Cuitan Dosen Ini Ternyata Bikin Banyak Warganet Tersinggung

Postingan seorang dosen yang sering aktif di media sosial memantik perdebatan netizen.

Editor: AbdiTumanggor
VIA TRIBUN SUMSEL
Postingan Dosen memantik perdebatan di media sosial, Sabtu. 

TRIBUN-MEDAN.COM - Postingan seorang dosen yang sering aktif di media sosial memantik perdebatan netizen.

Pasalnya, Dosen Akuntansi Universitas Padjadjaran, Ersa Tri Wahyuni mencuit mempertanyakan mengapa generasi muda sulit sekali mencapai tes TOEFL 550, ambang batas atas tes kemampuan berbahasa Inggris.
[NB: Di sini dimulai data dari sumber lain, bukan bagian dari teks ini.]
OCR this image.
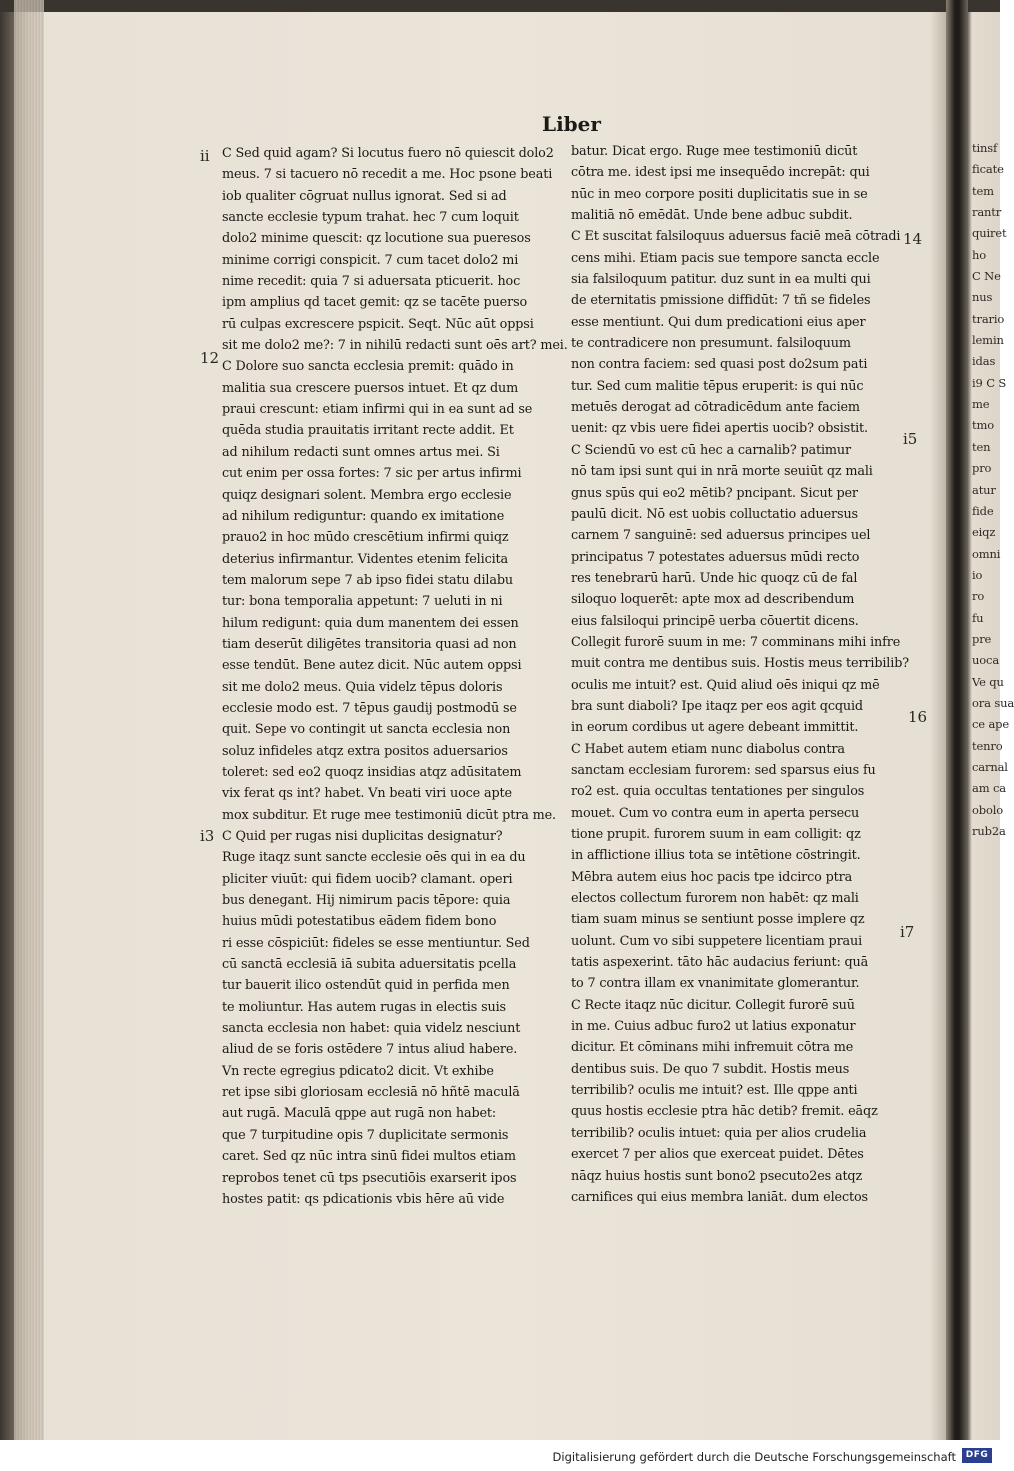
Liber
ii
12
i3
14
i5
16
i7
C Sed quid agam? Si locutus fuero nō quiescit dolo2
meus. 7 si tacuero nō recedit a me. Hoc psone beati
iob qualiter cōgruat nullus ignorat. Sed si ad
sancte ecclesie typum trahat. hec 7 cum loquit
dolo2 minime quescit: qz locutione sua pueresos
minime corrigi conspicit. 7 cum tacet dolo2 mi
nime recedit: quia 7 si aduersata pticuerit. hoc
ipm amplius qd tacet gemit: qz se tacēte puerso
rū culpas excrescere pspicit. Seqt. Nūc aūt oppsi
sit me dolo2 me?: 7 in nihilū redacti sunt oēs art? mei.
C Dolore suo sancta ecclesia premit: quādo in
malitia sua crescere puersos intuet. Et qz dum
praui crescunt: etiam infirmi qui in ea sunt ad se
quēda studia prauitatis irritant recte addit. Et
ad nihilum redacti sunt omnes artus mei. Si
cut enim per ossa fortes: 7 sic per artus infirmi
quiqz designari solent. Membra ergo ecclesie
ad nihilum rediguntur: quando ex imitatione
prauo2 in hoc mūdo crescētium infirmi quiqz
deterius infirmantur. Videntes etenim felicita
tem malorum sepe 7 ab ipso fidei statu dilabu
tur: bona temporalia appetunt: 7 ueluti in ni
hilum redigunt: quia dum manentem dei essen
tiam deserūt diligētes transitoria quasi ad non
esse tendūt. Bene autez dicit. Nūc autem oppsi
sit me dolo2 meus. Quia videlz tēpus doloris
ecclesie modo est. 7 tēpus gaudij postmodū se
quit. Sepe vo contingit ut sancta ecclesia non
soluz infideles atqz extra positos aduersarios
toleret: sed eo2 quoqz insidias atqz adūsitatem
vix ferat qs int? habet. Vn beati viri uoce apte
mox subditur. Et ruge mee testimoniū dicūt ptra me.
C Quid per rugas nisi duplicitas designatur?
Ruge itaqz sunt sancte ecclesie oēs qui in ea du
pliciter viuūt: qui fidem uocib? clamant. operi
bus denegant. Hij nimirum pacis tēpore: quia
huius mūdi potestatibus eādem fidem bono
ri esse cōspiciūt: fideles se esse mentiuntur. Sed
cū sanctā ecclesiā iā subita aduersitatis pcella
tur bauerit ilico ostendūt quid in perfida men
te moliuntur. Has autem rugas in electis suis
sancta ecclesia non habet: quia videlz nesciunt
aliud de se foris ostēdere 7 intus aliud habere.
Vn recte egregius pdicato2 dicit. Vt exhibe
ret ipse sibi gloriosam ecclesiā nō hñtē maculā
aut rugā. Maculā qppe aut rugā non habet:
que 7 turpitudine opis 7 duplicitate sermonis
caret. Sed qz nūc intra sinū fidei multos etiam
reprobos tenet cū tps psecutiōis exarserit ipos
hostes patit: qs pdicationis vbis hēre aū vide
batur. Dicat ergo. Ruge mee testimoniū dicūt
cōtra me. idest ipsi me insequēdo increpāt: qui
nūc in meo corpore positi duplicitatis sue in se
malitiā nō emēdāt. Unde bene adbuc subdit.
C Et suscitat falsiloquus aduersus faciē meā cōtradi
cens mihi. Etiam pacis sue tempore sancta eccle
sia falsiloquum patitur. duz sunt in ea multi qui
de eternitatis pmissione diffidūt: 7 tñ se fideles
esse mentiunt. Qui dum predicationi eius aper
te contradicere non presumunt. falsiloquum
non contra faciem: sed quasi post do2sum pati
tur. Sed cum malitie tēpus eruperit: is qui nūc
metuēs derogat ad cōtradicēdum ante faciem
uenit: qz vbis uere fidei apertis uocib? obsistit.
C Sciendū vo est cū hec a carnalib? patimur
nō tam ipsi sunt qui in nrā morte seuiūt qz mali
gnus spūs qui eo2 mētib? pncipant. Sicut per
paulū dicit. Nō est uobis colluctatio aduersus
carnem 7 sanguinē: sed aduersus principes uel
principatus 7 potestates aduersus mūdi recto
res tenebrarū harū. Unde hic quoqz cū de fal
siloquo loquerēt: apte mox ad describendum
eius falsiloqui principē uerba cōuertit dicens.
Collegit furorē suum in me: 7 comminans mihi infre
muit contra me dentibus suis. Hostis meus terribilib?
oculis me intuit? est. Quid aliud oēs iniqui qz mē
bra sunt diaboli? Ipe itaqz per eos agit qcquid
in eorum cordibus ut agere debeant immittit.
C Habet autem etiam nunc diabolus contra
sanctam ecclesiam furorem: sed sparsus eius fu
ro2 est. quia occultas tentationes per singulos
mouet. Cum vo contra eum in aperta persecu
tione prupit. furorem suum in eam colligit: qz
in afflictione illius tota se intētione cōstringit.
Mēbra autem eius hoc pacis tpe idcirco ptra
electos collectum furorem non habēt: qz mali
tiam suam minus se sentiunt posse implere qz
uolunt. Cum vo sibi suppetere licentiam praui
tatis aspexerint. tāto hāc audacius feriunt: quā
to 7 contra illam ex vnanimitate glomerantur.
C Recte itaqz nūc dicitur. Collegit furorē suū
in me. Cuius adbuc furo2 ut latius exponatur
dicitur. Et cōminans mihi infremuit cōtra me
dentibus suis. De quo 7 subdit. Hostis meus
terribilib? oculis me intuit? est. Ille qppe anti
quus hostis ecclesie ptra hāc detib? fremit. eāqz
terribilib? oculis intuet: quia per alios crudelia
exercet 7 per alios que exerceat puidet. Dētes
nāqz huius hostis sunt bono2 psecuto2es atqz
carnifices qui eius membra laniāt. dum electos
tinsf
ficate
tem
rantr
quiret
ho
C Ne
nus
trario
lemin
idas
i9 C S
me
tmo
ten
pro
atur
fide
eiqz
omni
io
ro
fu
pre
uoca
Ve qu
ora sua
ce ape
tenro
carnal
am ca
obolo
rub2a
Digitalisierung gefördert durch die Deutsche Forschungsgemeinschaft	DFG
Biasanya, jumlah skor TOEFL ini jadi persyaratan untuk meraih beasiswa ke luar negeri.

Namun, pertanyaan Ersa lebih menyudutkan generasi muda sampai menyebut nama generasi Milenial.

Bahkan lebih terkesan meremehkan dan merendahkan generasi sekarang.

Padahal, menurut Ersa Tri Wahyuni, harusnya segala fasilitas seperti menonton YouTube, film, ebook bahasa Inggris dan sebagainya lebih memudahkan skor itu tercapai.

"Serius nanya utk mereka yg usianya 17-21 tahun.

Emangnya susah banget ya mencapai TOEFL 550?

Kalian kan milenial, nonton youtube, film, ebook bahasa inggris dsb?

Harusnya mudah gak sih ya?," tulisnya ditutupi kalimat tanya, pada Kamis (20/5/2021) malam. 

Dia mengisahkan betapa susah mendapat buku tata-bahasa ataupun untuk tes, berbeda dengan zaman sekarang. 

"Atau mungkin gak ngerasa penting kali punya nilai TOEFL atau IELTS score tertentu gitu ya?

Jadi pada santai aja gitu ya walaupun nyadar bahasa inggrisnya lemah?

Saya asli nanya sih ini," lanjut Ersa bertanya lebih tajam pada Jumat (21/5/2021) dini hari.

"Bayangin perjuangan boomer kayak saya dulu belajar (bahasa) Inggris, lebih berat," sambungnya.

Namun, pernyataan justru menyinggung rata-rata warganet karena beberapa hal.

Warganet paling benci dengan adu-aduan nasib generasi dulu yang lebih susah ketimbang generasi sekarang.

"Lho banyak yg tersinggung ternyata (emotikon tertawa ngakak).

Padahal asli nanya saya ini, pengen tahu beneran.

Saya pikir akan lebih gampang untuk kalian krn lebih terekspose dengan bahasa ini di lingkungan sekeliling, gitu lho.

Oh tapi ternyata gak juga ya? Ya baiklaaah... (tertawa kecil)

Jadi paham," tulisnya Jumat (21/5/2021) petang.

Bahkan Ersa sendiri baru sadar dirinya masuk dalam Generasi X (lahir tahun 1965-1980), bukan Baby Boomer (lahir tahun 1946-1964). 

Tambahan pula, warganet melihat awal cuitan Ersa salah sasaran menuduh generasi Milenial dengan menyebut usia 17 hingga 21 tahun.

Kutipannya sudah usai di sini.